As clichéd as it sounds, it felt like the affair fell right out of the sky.

Now, six years of marriage has disintegrated down to a Suzuki full of random boxes, a complex for my freckles because he’d always told me it was a sign of sun damage, a love for his favorite food, pastrami, and a broken heart that will never truly be repaired.

Inhaling, I remind myself to also breathe. Lately, it seems I have to remind myself to do that quite frequently.

Looking in the rearview mirror, I see the road behind me. The road is paved with love, loss, and quite a few regrets.

It’s done now, though. Chris moved on, and so will I.

Not in the way everyone thinks I should, though. I won’t return to my routine, piece back a semblance of the life I had with him. It’s taken me almost a year, but I’ve realized I want something different.

Everyone’s right. I’m young, although the deepening crow’s feet don’t always make me feel that way. I’m free now, too. I should live it up, be the wild twentysomething I never let myself be as an accountant and as his wife. I’ll let go of the laundry schedule and the dinner by six o’clock ideal. I’ll shake myself out of the pencil skirts and kitten-heeled shoes. I’ll let go of the librarian bun Chris thought was sexy, and the perfect pearl earrings. I’m ready to let that woman go and find a new me, the me I never got a chance to explore.

I take another breath, almost smelling the salty sea, telling myself I’m ready to make this change, even if it is a little bit crazy.

“One hundred miles, Henry,” I say as I peer in the rearview mirror. The dog just keeps snoring, his tongue actually hanging out of his loose muzzle and flopping on the seat. I smile.

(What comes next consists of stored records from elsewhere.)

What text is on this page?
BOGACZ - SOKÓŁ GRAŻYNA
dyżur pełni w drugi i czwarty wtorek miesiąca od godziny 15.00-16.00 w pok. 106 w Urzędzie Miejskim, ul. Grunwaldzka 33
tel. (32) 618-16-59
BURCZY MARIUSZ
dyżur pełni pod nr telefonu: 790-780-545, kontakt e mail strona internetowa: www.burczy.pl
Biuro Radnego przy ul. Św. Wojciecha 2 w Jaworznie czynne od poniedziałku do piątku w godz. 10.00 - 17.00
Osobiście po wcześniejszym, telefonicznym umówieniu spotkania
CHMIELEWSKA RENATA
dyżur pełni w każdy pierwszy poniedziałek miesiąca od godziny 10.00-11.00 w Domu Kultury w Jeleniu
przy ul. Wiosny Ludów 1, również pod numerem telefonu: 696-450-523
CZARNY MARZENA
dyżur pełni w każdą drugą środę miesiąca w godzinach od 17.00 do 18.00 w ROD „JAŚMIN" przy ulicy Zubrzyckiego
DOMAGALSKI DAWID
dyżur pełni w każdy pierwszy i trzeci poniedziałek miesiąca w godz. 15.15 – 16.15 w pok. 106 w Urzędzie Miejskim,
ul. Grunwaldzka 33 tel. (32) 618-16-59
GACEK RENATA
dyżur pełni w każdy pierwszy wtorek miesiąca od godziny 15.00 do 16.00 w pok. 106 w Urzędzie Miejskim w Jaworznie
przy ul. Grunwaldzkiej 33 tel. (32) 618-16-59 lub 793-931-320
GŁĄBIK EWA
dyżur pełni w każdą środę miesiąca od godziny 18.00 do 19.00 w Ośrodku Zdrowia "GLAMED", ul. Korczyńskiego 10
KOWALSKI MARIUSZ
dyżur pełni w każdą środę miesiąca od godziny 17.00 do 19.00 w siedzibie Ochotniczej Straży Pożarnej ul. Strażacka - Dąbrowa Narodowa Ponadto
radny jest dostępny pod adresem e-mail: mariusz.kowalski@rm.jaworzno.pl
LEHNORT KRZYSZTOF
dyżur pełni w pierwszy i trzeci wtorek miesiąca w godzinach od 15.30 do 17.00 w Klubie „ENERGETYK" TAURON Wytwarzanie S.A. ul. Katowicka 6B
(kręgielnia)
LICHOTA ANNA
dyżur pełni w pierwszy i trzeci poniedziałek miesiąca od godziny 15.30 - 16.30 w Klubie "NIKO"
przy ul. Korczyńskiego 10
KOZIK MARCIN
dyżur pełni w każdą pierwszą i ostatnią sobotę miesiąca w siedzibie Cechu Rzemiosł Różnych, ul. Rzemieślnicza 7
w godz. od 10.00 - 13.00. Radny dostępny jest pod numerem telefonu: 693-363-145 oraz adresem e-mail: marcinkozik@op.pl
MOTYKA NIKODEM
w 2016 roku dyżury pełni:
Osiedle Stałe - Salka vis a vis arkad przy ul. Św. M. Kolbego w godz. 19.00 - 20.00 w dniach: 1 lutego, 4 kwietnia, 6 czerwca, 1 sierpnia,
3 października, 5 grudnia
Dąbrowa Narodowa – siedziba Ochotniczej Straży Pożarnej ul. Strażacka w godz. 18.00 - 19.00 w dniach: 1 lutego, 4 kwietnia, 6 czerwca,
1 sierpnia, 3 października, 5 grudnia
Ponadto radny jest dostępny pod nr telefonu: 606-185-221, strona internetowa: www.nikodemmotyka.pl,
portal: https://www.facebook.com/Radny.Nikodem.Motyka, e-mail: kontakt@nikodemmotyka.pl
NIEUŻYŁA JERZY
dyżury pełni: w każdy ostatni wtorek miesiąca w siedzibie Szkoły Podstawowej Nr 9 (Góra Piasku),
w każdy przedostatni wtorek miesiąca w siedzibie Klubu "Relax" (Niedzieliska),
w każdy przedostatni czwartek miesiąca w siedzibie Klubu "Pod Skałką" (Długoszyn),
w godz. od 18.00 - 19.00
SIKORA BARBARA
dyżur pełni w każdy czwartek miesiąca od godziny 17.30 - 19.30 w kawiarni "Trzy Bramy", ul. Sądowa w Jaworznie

Just one hundred more miles until I am no longer Avery, Chris’s wife. One hundred more miles until I am no longer the scorned wife, the poor Avery who never saw it coming. One hundred more miles until I am no longer the fifty-hour work weeks in the office, family dinner on Sunday, laundry on Friday night Avery.

One hundred more miles until I am the new Avery, the woman I’ve always wanted to be but was too afraid of. One hundred more miles until I’m a brand-new woman without a past to haunt her, without pitying stares and questioning looks. One hundred miles until I break out of the perfect square constructed for my life. One hundred miles until I start fresh with new people, with a new town, with a new life. Only Henry knows my past, and I don’t think he’s telling anyone anything.

And the first thing I vow to myself in this new version of life?

I won’t let a man change that again. I won’t let a man control me, own my heart. I’ll live for myself this time, wild and free, a girl of the unpredictable wind.